L’ouvrage de Faux est complet et complexe : la multitude de chiffres, de dates et de zones géographiques qui y sont citées est conséquente et rend parfois la lecture fastidieuse. Heureusement, pour naviguer dans cette jungle d’informations, le livre propose une petite carte d’Amérique du Sud, un glossaire et une chronologie. De nombreux encadrés apportent des précisions historiques, politiques ou scientifiques, tandis que des photos en noir et blanc illustrent les propos. Mais Faux sait aussi ménager son lecteur avec des témoignages, des descriptions plus romanesques et des chapitres captivants comme celui sur les « mules aux yeux bleus », ces Occidentaux qui croupissent dans les prisons péruviennes pour trafic, ou celui sur Pablo Escobar, le célèbre baron colombien de la drogue. Frédéric Faux flirte également avec le reportage écrit et nous emmène « sur le terrain ». Il nous fait découvrir la vie des cocaleros dans les Yungas boliviens et nous explique l’enjeu de la coca dans le Chapare d’où est issu le président bolivien Evo Morales, champion de la dépénalisation de la coca ; il nous découvre la réalité des mineurs de l’Altiplano et nous confronte à l’instabilité de la région du Vraem au Pérou, un exemple parmi d’autres de zones déstabilisées par la cocaïne. Comme souvent, les consommateurs d’ici ignorent (ou font en sorte d’ignorer) la misère qu’ils financent là-bas. Partial, Faux dénonce les incohérences de la lutte anti-coca pour endiguer « l’épidémie » de cocaïne : qu’il s’agisse de la fumigation aérienne en Colombie par les Américains ou des dessous de la gestion sociale soutenue par l’Europe.

Finalement, le jonglage avec les statistiques ne peut masquer le fait que la cocaïne s’est profondément infiltrée dans les sociétés et a à tout jamais entaché la réputation de la coca. Cette drogue charrie avec elle des montants d’argent mirobolants et engendre de la corruption à tous les étages, comme le prouve le très récent scandale qui éclabousse la DEA [1] dont les agents auraient participé à des parties « fines » organisées par des cartels colombiens. Face à cet échec cuisant de la lutte anti-drogue, les mentalités changent.
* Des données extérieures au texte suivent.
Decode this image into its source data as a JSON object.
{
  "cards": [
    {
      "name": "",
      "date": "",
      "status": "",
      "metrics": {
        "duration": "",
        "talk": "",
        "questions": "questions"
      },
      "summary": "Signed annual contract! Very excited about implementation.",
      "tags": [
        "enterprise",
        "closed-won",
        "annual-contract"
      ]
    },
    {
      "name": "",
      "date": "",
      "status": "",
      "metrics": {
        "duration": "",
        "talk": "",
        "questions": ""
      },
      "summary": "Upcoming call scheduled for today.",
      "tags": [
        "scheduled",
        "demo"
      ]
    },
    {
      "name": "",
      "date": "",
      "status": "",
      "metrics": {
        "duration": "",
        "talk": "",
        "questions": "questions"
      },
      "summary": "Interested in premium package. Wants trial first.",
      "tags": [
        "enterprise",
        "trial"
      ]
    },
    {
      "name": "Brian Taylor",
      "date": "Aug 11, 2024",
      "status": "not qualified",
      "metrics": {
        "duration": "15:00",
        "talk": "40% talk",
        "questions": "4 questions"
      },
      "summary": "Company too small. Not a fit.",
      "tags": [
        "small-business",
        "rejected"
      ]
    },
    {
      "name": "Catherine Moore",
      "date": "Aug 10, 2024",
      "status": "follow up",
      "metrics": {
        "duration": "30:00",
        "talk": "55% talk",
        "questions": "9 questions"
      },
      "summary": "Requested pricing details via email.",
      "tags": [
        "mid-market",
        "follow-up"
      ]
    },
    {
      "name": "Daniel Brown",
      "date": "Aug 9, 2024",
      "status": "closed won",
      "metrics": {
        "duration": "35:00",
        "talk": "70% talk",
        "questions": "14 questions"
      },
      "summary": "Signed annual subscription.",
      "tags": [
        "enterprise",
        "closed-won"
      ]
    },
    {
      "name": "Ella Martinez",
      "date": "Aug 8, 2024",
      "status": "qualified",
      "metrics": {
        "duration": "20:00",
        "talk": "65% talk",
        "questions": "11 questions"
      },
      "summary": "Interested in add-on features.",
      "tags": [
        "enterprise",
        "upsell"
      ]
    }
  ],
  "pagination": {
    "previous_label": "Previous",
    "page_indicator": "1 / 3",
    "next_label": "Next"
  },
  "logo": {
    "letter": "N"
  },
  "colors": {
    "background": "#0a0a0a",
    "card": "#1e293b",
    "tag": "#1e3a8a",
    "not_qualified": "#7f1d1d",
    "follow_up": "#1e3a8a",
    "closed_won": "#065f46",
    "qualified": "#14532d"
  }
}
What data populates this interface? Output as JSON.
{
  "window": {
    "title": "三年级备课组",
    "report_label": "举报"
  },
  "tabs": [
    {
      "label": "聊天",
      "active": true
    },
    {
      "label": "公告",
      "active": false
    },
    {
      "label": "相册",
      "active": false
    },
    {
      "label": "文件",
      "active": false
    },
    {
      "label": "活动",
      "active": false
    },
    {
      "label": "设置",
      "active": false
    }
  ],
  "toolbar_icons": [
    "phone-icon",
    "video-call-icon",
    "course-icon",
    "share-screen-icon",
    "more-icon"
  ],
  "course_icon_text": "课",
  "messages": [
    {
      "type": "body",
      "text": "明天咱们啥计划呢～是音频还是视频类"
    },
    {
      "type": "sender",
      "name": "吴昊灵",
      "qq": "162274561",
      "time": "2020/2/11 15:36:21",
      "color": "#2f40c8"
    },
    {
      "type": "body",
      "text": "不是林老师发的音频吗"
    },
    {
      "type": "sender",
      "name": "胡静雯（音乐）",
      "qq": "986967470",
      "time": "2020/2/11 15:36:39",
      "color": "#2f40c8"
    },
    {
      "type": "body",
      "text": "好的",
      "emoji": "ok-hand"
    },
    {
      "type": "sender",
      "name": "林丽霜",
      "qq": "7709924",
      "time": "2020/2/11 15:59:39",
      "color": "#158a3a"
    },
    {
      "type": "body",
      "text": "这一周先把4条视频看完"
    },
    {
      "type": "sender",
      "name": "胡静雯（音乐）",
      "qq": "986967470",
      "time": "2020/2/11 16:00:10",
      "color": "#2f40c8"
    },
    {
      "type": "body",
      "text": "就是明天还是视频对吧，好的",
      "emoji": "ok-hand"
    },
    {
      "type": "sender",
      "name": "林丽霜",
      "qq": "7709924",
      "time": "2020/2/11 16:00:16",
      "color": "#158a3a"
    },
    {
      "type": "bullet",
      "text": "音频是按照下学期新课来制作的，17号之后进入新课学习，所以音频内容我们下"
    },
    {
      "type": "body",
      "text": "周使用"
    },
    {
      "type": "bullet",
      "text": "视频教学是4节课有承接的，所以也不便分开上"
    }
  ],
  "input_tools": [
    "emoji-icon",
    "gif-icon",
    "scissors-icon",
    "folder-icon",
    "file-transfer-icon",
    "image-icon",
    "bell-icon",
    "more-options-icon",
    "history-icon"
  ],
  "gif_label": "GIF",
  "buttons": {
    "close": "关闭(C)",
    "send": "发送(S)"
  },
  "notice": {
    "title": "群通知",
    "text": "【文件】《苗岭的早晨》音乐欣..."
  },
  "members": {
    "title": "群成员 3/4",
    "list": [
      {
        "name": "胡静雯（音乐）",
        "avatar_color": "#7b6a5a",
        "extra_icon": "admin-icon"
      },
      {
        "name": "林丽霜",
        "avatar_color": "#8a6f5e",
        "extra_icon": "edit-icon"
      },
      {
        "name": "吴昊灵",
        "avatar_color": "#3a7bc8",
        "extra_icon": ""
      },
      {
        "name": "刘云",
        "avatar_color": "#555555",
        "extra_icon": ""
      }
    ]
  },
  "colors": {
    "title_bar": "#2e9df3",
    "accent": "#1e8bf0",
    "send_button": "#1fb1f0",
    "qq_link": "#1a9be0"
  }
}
Désormais, tous les regards sont tournés vers la prochaine assemblée de l’ONU en 2016 où, comme Faux le souligne, l’enjeu est désormais de voir la légalisation et la régulation prendre le pas sur la répression.

[1] La Drug Enforcement Administration (DEA) est le service de police fédéral américain chargé de la mise en application de la loi sur les stupéfiants et de la lutte contre leur trafic dans le cadre de la campagne des Etats-Unis contre la toxicomanie.